For instance, the outdoor clothing company Patagonia is a vocal advocate for environmental sustainability. Truthful advertising will always engender trust. Dove’s “Real Beauty” campaign earned praise for challenging stereotypes. In contrast, clothing brand Abercrombie & Fitch recently came under scrutiny for sexually exploiting its male models.
5. Collaborate with kings
As an excellence-hungry leader, you can see it makes sense to outsource what you’re not good at or don’t enjoy. It’s common practice to collaborate with bigger organizations, even though some see it as a dilution of power. In previous roles when I expanded my company’s footprint from Europe to Asia and the U.S., the key was strategic partnerships with distribution firms, the cornerstone of growth.
Similarly, McDonald’s scaled rapidly through franchising, allowing local entrepreneurs to operate. Tesla partnered with automotive companies to share electric vehicle technology, enabling market growth. Cultural fit cannot be assumed and requires extensive research.
6. Do deep research
Data research alone is useless without behavioral research. Airbnb’s global expansion and personalization, Netflix’s customer retention strategies, and Amazon’s diversification into various sectors are evidence of this. But remember, not all endeavors succeed.

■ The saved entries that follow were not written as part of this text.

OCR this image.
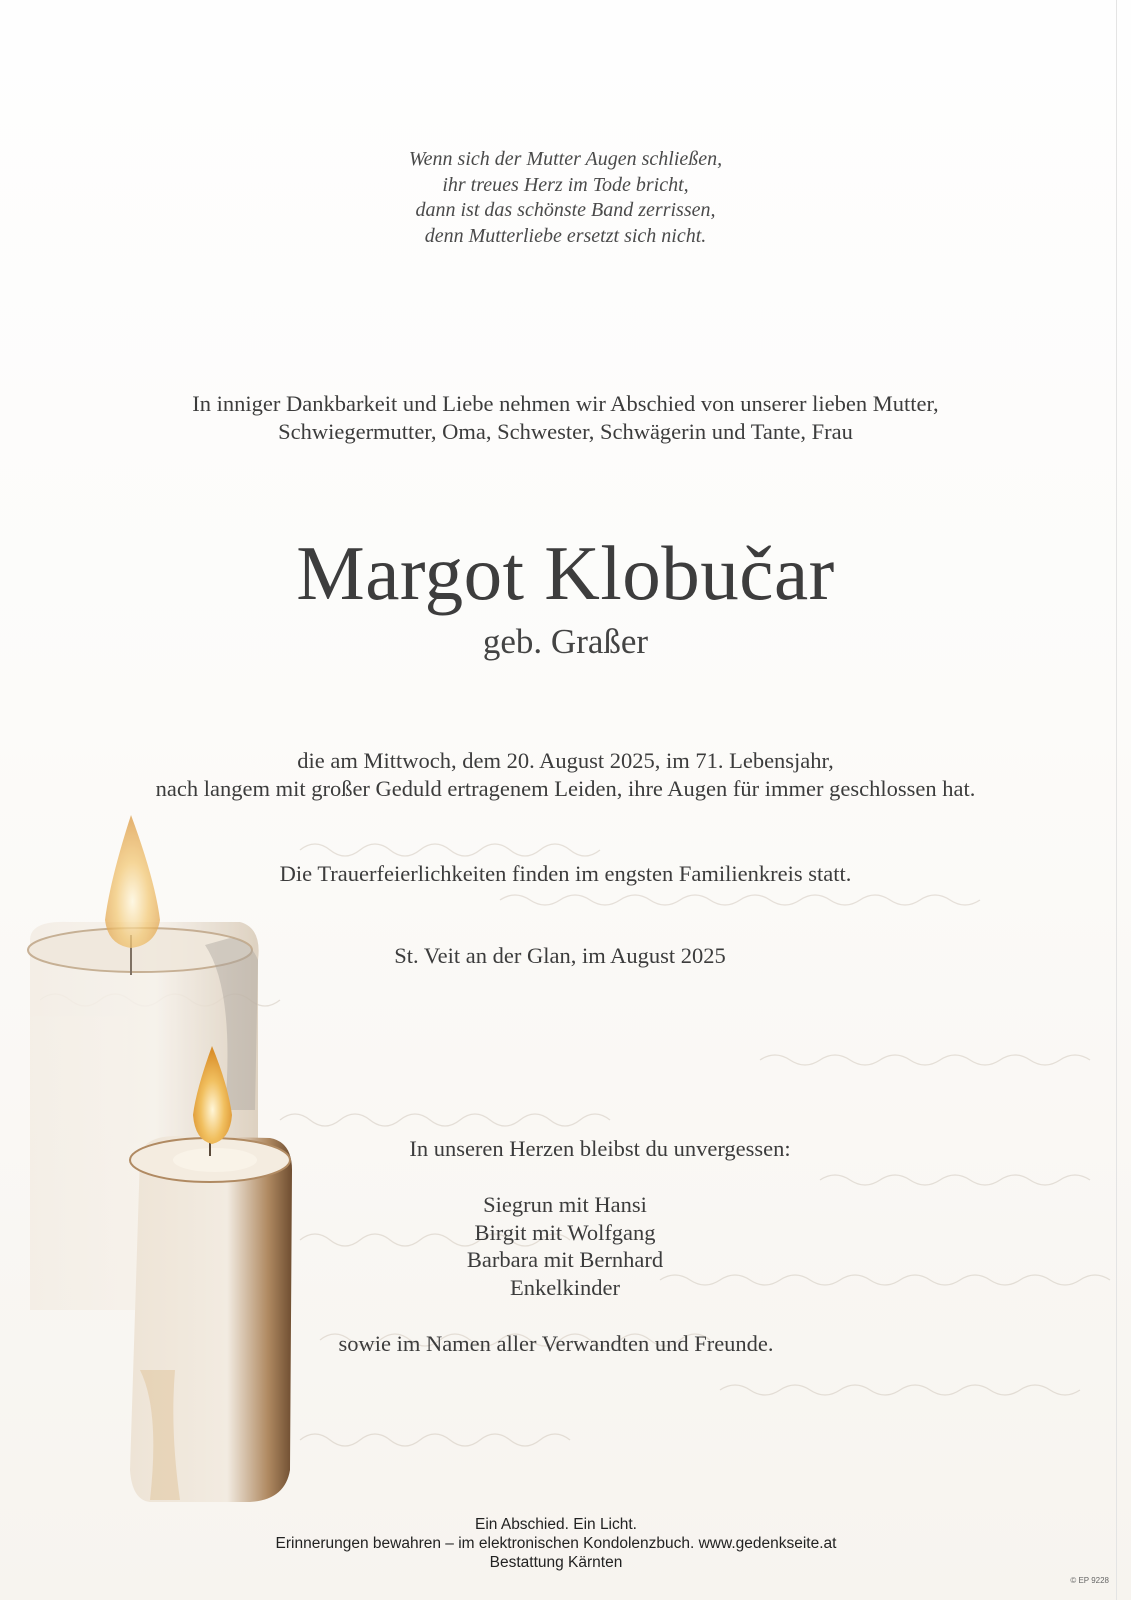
Wenn sich der Mutter Augen schließen,
ihr treues Herz im Tode bricht,
dann ist das schönste Band zerrissen,
denn Mutterliebe ersetzt sich nicht.
In inniger Dankbarkeit und Liebe nehmen wir Abschied von unserer lieben Mutter,
Schwiegermutter, Oma, Schwester, Schwägerin und Tante, Frau
Margot Klobučar
geb. Graßer
die am Mittwoch, dem 20. August 2025, im 71. Lebensjahr,
nach langem mit großer Geduld ertragenem Leiden, ihre Augen für immer geschlossen hat.
Die Trauerfeierlichkeiten finden im engsten Familienkreis statt.
St. Veit an der Glan, im August 2025
In unseren Herzen bleibst du unvergessen:
Siegrun mit Hansi
Birgit mit Wolfgang
Barbara mit Bernhard
Enkelkinder
sowie im Namen aller Verwandten und Freunde.
Ein Abschied. Ein Licht.
Erinnerungen bewahren – im elektronischen Kondolenzbuch. www.gedenkseite.at
Bestattung Kärnten
© EP 9228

Survivorship bias makes it easier to remember the successes rather than failures. But substance matters.Ill-chosen partners can ruin a great idea or business. Ill-chosen third-party providers can contravene human rights and crater reputation.
7. Know when to move on
There’s never enough decision latitude for ambitious employees. As startups evolve, they require different skill sets to scale up. When experiencing growth, avoid the temptation to promote favorites. It always backfires.
Have enough humility to know your limitations. Don’t be like the fictional Logan Roy, unable to execute succession. Sometimes, moving on is best for clients and the business.
Mark Cuban advises that entrepreneurs “solve a problem you’re passionate about.” It’s a great foundation. There is no magic bullet. Leaders are human–impulsive, impatient and egotistical. Knowing that is priceless and predictable.
Understanding the pitfalls of human behavior and side-stepping proven errors is a sure way to fast-track start-up success.